3. Davacı vekili temyiz dilekçesinde, Mahkemece davalıların yasal hasım olduğu gerekçesiyle yargılama giderlerinin davacı üzerinde bırakıldığını; ancak yasada yasal hasım kavramına yer verilmediğini, somut olayda davalı ... Müdürlüğünün davacıya ait taşınmaza haksız şekilde el atmak suretiyle hasım halini aldığını, eldeki davada davalıların kasıtlı davaranışları ve çeşitli ihmalleri sonucunda taşınmazın yol olarak tescil harici bırakıldığını, bu nedenle davalıların doğrudan husumetli taraf olduklarını, yasal hasımların harç, yargılama gideri ve vekalet ücretinden muaf tutulmasının Anayasa'ya aykırı olduğunu belirterek kararın bozulmasını talep etmiştir.

C. Gerekçe

1. Uyuşmazlık ve Hukuki Nitelendirme

Dava, kadastro sırasında tespit harici bırakılan taşınmazın davacı adına tescili, mümkün olmadığı takdirde mülkiyetin tespiti isteğine ilişkindir.

2. İlgili Hukuk

3402 sayılı Kadastro Kanunu'nun 14 üncü maddesi,

4721 sayılı Türk Medeni Kanunu’nun 713/1 inci maddesi,

3. Değerlendirme

Bölge adliye mahkemelerinin nihai kararlarının bozulması 6100 sayılı Kanunu'nun 371 inci maddesinde yer alan sebeplerden birinin varlığı hâlinde mümkündür.

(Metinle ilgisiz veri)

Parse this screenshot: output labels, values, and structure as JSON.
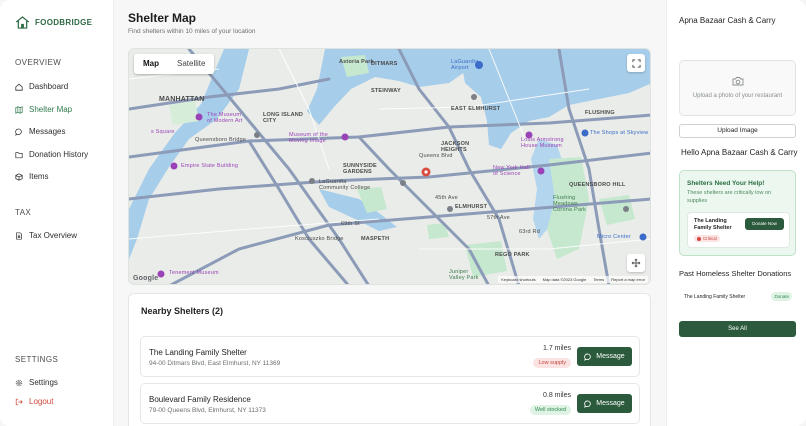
{
  "brand": {
    "name": "FOODBRIDGE"
  },
  "sidebar": {
    "overview_title": "OVERVIEW",
    "items": [
      {
        "label": "Dashboard",
        "icon": "home-icon"
      },
      {
        "label": "Shelter Map",
        "icon": "map-icon"
      },
      {
        "label": "Messages",
        "icon": "chat-icon"
      },
      {
        "label": "Donation History",
        "icon": "folder-icon"
      },
      {
        "label": "Items",
        "icon": "box-icon"
      }
    ],
    "tax_title": "TAX",
    "tax_items": [
      {
        "label": "Tax Overview",
        "icon": "document-icon"
      }
    ],
    "settings_title": "SETTINGS",
    "settings_items": [
      {
        "label": "Settings",
        "icon": "gear-icon"
      },
      {
        "label": "Logout",
        "icon": "logout-icon"
      }
    ],
    "active": "Shelter Map",
    "accent": "#2f7a4a",
    "logout_color": "#d0463a"
  },
  "main": {
    "title": "Shelter Map",
    "subtitle": "Find shelters within 10 miles of your location",
    "map": {
      "tabs": [
        "Map",
        "Satellite"
      ],
      "active_tab": "Map",
      "labels": {
        "astoria_park": "Astoria Park",
        "ditmars": "DITMARS",
        "steinway": "STEINWAY",
        "laguardia": "LaGuardia\nAirport",
        "manhattan": "MANHATTAN",
        "moma": "The Museum\nof Modern Art",
        "queensboro": "Queensboro Bridge",
        "long_island_city": "LONG ISLAND\nCITY",
        "museum_moving_image": "Museum of the\nMoving Image",
        "east_elmhurst": "EAST ELMHURST",
        "jackson_heights": "JACKSON\nHEIGHTS",
        "louis_armstrong": "Louis Armstrong\nHouse Museum",
        "flushing": "FLUSHING",
        "shops_skyview": "The Shops at Skyview",
        "empire_state": "Empire State Building",
        "sunnyside": "SUNNYSIDE\nGARDENS",
        "laguardia_cc": "LaGuardia\nCommunity College",
        "ny_hall_science": "New York Hall\nof Science",
        "queensboro_hill": "QUEENSBORO HILL",
        "elmhurst": "ELMHURST",
        "flushing_meadows": "Flushing\nMeadows\nCorona Park",
        "kosciuszko": "Kosciuszko Bridge",
        "maspeth": "MASPETH",
        "micro_center": "Micro Center",
        "rego_park": "REGO PARK",
        "tenement": "Tenement Museum",
        "juniper": "Juniper\nValley Park",
        "square": "s Square",
        "queens_blvd": "Queens Blvd",
        "ave_45th": "45th Ave",
        "ave_57th": "57th Ave",
        "ave_63rd": "63rd Rd",
        "ave_69th": "69th St"
      },
      "footer": [
        "Keyboard shortcuts",
        "Map data ©2023 Google",
        "Terms",
        "Report a map error"
      ],
      "google": "Google"
    },
    "shelters": {
      "title": "Nearby Shelters (2)",
      "list": [
        {
          "name": "The Landing Family Shelter",
          "address": "94-00 Ditmars Blvd, East Elmhurst, NY 11369",
          "distance": "1.7 miles",
          "status": "Low supply",
          "action": "Message"
        },
        {
          "name": "Boulevard Family Residence",
          "address": "79-00 Queens Blvd, Elmhurst, NY 11373",
          "distance": "0.8 miles",
          "status": "Well stocked",
          "action": "Message"
        }
      ]
    }
  },
  "right": {
    "store_name": "Apna Bazaar Cash & Carry",
    "upload_placeholder": "Upload a photo of your restaurant",
    "upload_button": "Upload Image",
    "greeting": "Hello Apna Bazaar Cash & Carry",
    "need_title": "Shelters Need Your Help!",
    "need_subtitle": "These shelters are critically low on supplies",
    "need_card": {
      "name": "The Landing Family Shelter",
      "status": "Critical",
      "action": "Donate Now"
    },
    "past_title": "Past Homeless Shelter Donations",
    "past_list": [
      {
        "name": "The Landing Family Shelter",
        "action": "Donate"
      }
    ],
    "see_all": "See All"
  }
}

Temyizen incelenen karar, tarafların karşılıklı iddia ve savunmalarına, dayandıkları belgelere, uyuşmazlığa uygulanması gereken hukuk kuralları ile hukuki ilişkinin nitelendirilmesine ve dava şartlarına, yargılama kuralları ile kararda belirtilen gerekçelere göre usul ve kanuna uygun olup taraf vekillerince temyiz dilekçelerinde ileri sürülen nedenler kararın bozulmasını gerektirecek nitelikte görülmemiştir.

VI. KARAR

Açıklanan nedenlerle,

Taraf vekillerinin temyiz itirazlarının reddi ile temyiz olunan Bölge Adliye Mahkemesi kararının 6100 sayılı Kanun'un 370 inci maddesinin birinci fıkrası uyarınca ONANMASINA,

Aşağıda yazılı 247,70 TL bakiye onama harcının temyiz eden davacıdan alınmasına,

Temyiz eden davalılar harçtan muaf bulunduğundan bu hususta karar verilmesine yer olmadığına,

Dosyanın İlk Derece Mahkemesine, kararın bir örneğinin Bölge Adliye Mahkemesine gönderilmesine

25.04.2024 tarihinde kesin olmak üzere oy birliğiyle karar verildi.